Things have gotten interesting in the Fallapartment again. In the downstairs bathroom we have a hangfire toilet. What is that? After you flush it and the water is gone, it sits there doing nothing for about 20 seconds before it starts to refill the tank. I have no idea why that happens, or even how I would design a toilet to make it do that. It flushes, and then there is nothing………… and then it starts to fill. Strange.

It doesn’t flush very well either, so one day I opened it up to see why this strange stuff is happening. I found out that our landlords have installed a “water saver” system in the tank, and that keeps the toilet from flushing. Since I am an artist, I decided to draw a diagram to illustrate how the insides of the toilet work. Here it is.

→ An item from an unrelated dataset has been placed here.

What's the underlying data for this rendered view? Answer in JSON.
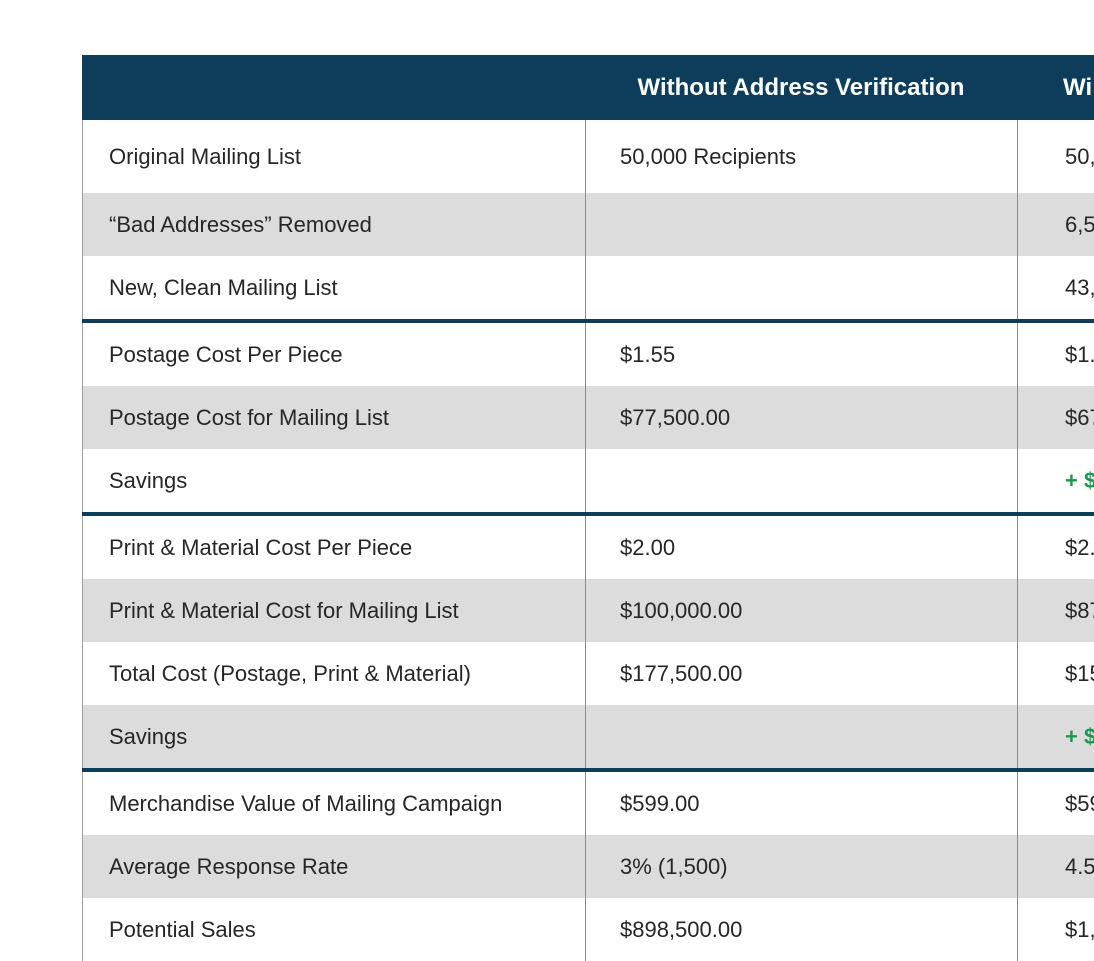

ToiletThe “bucket” is the water saving device. It surrounds the flapper valve completely and it keeps most of the water from flowing down to the flapper valve to make the toilet flush. As you can see from the diagram, the piddly two inches of water left above the bucket doesn’t provide enough hydraulic persuasion to move the … uh… material… down the pipe. Hence, the toilet doesn’t flush. You could probably save even more water if you just stuffed a rag into the flapper valve hole without losing much more of the toilet function.

I would remove the device from the tank, except that I am a better artist than a plumber (well…. ok… marginally), and I don’t want to get involved in that.

So, we just flush it twice.

I have not figured out how the water saving device makes the toilet delay the filling of the tank for 20 seconds. That will take some further analysis. And, to make matters worse, the toilet has begun to hang on the flush end as well. We push down the lever, and the toilet sits there for 10 to 20 seconds… and then it flushes………. and then it sits there thinking about it for another 10 to 20 seconds…. and starts to fill up. I think it might be haunted.

The other plumbing news is that this:

Drainstarted to leak this afternoon. That is the drain from the sink-that-won’t drain. After looking at it, we found that the screwy part (the thing with the knobs) had become unscrewed, and the pipe had fallen apart. We screwed it back together and it appears to work, but we left the bucket there just in case. The sink-that-won’t-drain now doesn’t drain just as well as it used to.

In case you are interested, the big, gray pipe comes in from the worst-dishwasher-in-the-world. I don’t think that the toilet comes into play here, but you never know what is going to happen.